The back-story for Ryerss is pretty incredible. By 1895 Robert W. Ryerss, a descendant of the prominent Waln family of Philadelphia Quakers, was still unmarried with no children. At the age of 65, he shocked Philadelphia society by marrying his long-time housekeeper, Mary Ann Reed. When he died mere months later, he left his house and substantial fortune to Mary Ann, charging her with the task of turning the house into a museum. Robert's will specified that upon Mary Ann's death, the house be turned over to the City of Philadelphia as a public museum and library. And so, Mary Ann spent the next 20 years before her death traveling around the world to collect artifacts for the museum. Imagine the fun she must have had! She picked out some amazing pieces of art from China, Japan, and other locations.

Ryerss Museum

Ryerss Museum

The manuscript collection at Ryerss is small, and deals mostly with family history. I'm a bit of a Quaker history nerd, so I enjoyed seeing papers from the Waln family. Robert's ancestor Nicholas Waln was one of the original Pennsylvania settlers who came to Philadelphia with William Penn in 1682! Below is a 1772 letter from the Philadelphia Monthly Meeting of the Religious Society of Friends (Quakers), disowning Robert Ryerss' ancestor Benjamin Morgan for marrying a woman outside Society. I'm sure that's exactly how Philadelphia's high society felt about Robert Ryerss when he married Mary Ann 120 years later!
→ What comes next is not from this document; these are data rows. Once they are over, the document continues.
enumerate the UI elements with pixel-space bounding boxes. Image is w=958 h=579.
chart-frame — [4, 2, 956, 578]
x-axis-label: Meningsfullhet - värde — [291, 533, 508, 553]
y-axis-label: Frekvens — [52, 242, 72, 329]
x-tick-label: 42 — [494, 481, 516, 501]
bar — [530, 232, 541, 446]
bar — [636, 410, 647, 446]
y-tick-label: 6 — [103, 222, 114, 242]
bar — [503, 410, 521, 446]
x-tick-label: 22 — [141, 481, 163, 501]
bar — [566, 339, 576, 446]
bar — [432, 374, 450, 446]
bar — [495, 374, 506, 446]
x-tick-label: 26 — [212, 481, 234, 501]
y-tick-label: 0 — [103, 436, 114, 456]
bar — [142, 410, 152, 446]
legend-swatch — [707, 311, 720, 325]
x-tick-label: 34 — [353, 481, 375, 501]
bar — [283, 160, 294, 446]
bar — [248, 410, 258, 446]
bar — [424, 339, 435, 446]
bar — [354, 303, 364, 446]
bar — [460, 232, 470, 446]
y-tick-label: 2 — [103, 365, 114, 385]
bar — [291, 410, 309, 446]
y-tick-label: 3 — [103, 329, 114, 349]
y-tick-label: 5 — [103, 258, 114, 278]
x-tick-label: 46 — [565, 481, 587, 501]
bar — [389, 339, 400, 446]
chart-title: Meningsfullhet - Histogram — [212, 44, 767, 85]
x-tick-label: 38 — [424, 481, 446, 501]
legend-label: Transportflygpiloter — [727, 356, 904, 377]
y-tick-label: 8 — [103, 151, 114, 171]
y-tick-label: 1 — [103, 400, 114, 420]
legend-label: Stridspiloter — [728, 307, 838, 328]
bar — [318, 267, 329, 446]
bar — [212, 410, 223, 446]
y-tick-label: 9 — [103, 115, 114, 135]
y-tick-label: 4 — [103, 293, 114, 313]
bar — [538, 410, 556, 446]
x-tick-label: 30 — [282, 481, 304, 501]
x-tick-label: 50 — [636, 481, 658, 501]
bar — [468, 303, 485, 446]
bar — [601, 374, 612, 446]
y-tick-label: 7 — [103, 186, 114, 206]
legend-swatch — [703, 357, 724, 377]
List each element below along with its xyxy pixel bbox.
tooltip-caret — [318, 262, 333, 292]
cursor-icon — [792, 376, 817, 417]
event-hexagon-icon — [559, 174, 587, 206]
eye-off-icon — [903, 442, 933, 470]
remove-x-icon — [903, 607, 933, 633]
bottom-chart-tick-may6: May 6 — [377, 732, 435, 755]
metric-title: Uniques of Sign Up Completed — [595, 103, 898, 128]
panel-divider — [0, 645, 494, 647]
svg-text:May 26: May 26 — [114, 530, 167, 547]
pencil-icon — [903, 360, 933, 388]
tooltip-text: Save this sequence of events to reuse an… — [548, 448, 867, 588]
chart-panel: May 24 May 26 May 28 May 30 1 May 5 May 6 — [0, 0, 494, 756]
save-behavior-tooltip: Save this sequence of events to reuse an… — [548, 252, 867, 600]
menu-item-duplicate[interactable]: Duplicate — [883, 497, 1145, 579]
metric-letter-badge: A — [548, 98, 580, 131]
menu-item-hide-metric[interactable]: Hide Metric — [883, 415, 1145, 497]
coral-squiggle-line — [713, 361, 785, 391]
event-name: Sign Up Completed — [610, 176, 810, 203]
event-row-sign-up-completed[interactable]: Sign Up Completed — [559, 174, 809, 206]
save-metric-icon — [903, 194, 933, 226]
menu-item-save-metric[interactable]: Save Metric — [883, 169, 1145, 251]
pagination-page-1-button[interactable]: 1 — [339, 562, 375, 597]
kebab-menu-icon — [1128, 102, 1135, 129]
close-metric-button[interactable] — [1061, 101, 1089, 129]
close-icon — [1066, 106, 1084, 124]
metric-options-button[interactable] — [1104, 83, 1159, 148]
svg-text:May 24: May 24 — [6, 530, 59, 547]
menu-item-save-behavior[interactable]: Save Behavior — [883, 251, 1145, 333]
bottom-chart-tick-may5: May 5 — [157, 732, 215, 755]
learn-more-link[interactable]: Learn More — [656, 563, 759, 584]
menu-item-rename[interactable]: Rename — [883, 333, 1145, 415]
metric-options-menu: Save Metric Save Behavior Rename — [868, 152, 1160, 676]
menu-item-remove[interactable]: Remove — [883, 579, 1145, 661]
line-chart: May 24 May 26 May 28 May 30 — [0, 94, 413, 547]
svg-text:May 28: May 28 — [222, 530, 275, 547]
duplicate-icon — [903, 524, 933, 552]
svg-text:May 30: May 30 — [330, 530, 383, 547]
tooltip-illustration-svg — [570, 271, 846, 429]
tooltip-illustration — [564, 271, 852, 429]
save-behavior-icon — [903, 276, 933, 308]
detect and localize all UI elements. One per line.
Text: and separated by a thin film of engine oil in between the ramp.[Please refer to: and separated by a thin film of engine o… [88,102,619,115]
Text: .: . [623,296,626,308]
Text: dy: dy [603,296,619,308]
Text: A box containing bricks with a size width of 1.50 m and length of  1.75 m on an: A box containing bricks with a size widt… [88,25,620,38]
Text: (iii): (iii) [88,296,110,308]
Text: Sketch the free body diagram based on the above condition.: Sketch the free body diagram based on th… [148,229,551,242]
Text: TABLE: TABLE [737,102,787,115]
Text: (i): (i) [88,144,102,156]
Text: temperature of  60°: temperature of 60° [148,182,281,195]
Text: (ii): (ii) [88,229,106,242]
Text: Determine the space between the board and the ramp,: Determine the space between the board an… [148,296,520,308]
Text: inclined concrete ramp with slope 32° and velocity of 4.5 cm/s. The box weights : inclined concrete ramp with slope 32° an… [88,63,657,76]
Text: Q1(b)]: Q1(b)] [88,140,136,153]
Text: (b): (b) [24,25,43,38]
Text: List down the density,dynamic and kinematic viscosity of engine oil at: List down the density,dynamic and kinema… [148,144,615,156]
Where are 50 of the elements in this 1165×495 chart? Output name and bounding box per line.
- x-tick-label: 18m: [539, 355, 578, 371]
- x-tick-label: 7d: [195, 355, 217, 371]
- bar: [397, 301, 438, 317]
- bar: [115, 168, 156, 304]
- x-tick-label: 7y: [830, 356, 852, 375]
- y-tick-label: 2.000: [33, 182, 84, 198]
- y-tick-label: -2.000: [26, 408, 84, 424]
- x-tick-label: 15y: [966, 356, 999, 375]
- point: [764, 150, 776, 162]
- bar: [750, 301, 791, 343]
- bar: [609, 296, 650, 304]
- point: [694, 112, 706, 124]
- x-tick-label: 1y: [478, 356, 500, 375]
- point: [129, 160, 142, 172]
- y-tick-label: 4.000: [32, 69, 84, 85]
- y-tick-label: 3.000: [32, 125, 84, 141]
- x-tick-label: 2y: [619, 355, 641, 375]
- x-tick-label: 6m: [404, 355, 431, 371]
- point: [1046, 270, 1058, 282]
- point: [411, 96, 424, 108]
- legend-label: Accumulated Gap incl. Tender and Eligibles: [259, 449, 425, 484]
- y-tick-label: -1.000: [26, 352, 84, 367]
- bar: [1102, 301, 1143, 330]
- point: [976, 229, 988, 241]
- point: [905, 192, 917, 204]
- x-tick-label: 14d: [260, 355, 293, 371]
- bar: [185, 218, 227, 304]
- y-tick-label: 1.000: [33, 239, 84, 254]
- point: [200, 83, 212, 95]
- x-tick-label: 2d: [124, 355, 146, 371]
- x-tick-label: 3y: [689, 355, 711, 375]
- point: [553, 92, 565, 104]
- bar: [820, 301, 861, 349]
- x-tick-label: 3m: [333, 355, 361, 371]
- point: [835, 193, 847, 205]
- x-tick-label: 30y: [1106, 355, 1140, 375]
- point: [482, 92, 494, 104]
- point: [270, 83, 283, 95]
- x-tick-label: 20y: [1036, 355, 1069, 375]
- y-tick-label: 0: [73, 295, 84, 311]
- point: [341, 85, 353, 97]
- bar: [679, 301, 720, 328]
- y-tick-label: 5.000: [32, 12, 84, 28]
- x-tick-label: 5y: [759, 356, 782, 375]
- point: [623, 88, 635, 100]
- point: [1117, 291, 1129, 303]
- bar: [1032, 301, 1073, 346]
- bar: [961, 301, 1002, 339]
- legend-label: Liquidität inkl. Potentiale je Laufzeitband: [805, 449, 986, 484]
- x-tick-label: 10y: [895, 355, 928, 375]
Disownment from Ryerss collection

See all finding aids for Ryerss Museum and Library

Comments

PENN'S VOYAGE TO PENNSYLVANIA IN 1682-1683

There is a misconception that Nicholas Waln sailed on the ship "Welcome" with William Penn.

Waln was one of the original Pennsylvania settlers to make the voyage with Penn, but Waln actually sailed on the ship "Lamb" with his wife Jane and his children Jane, Richard and Margaret.

The ships "Welcome" and "Lamb" were part of a fleet of 22 ships that made the voyage from Dell, England to Pennsylvania in 1682-1683.

Correction

Thanks, Alan, for the info! I have corrected the blog post.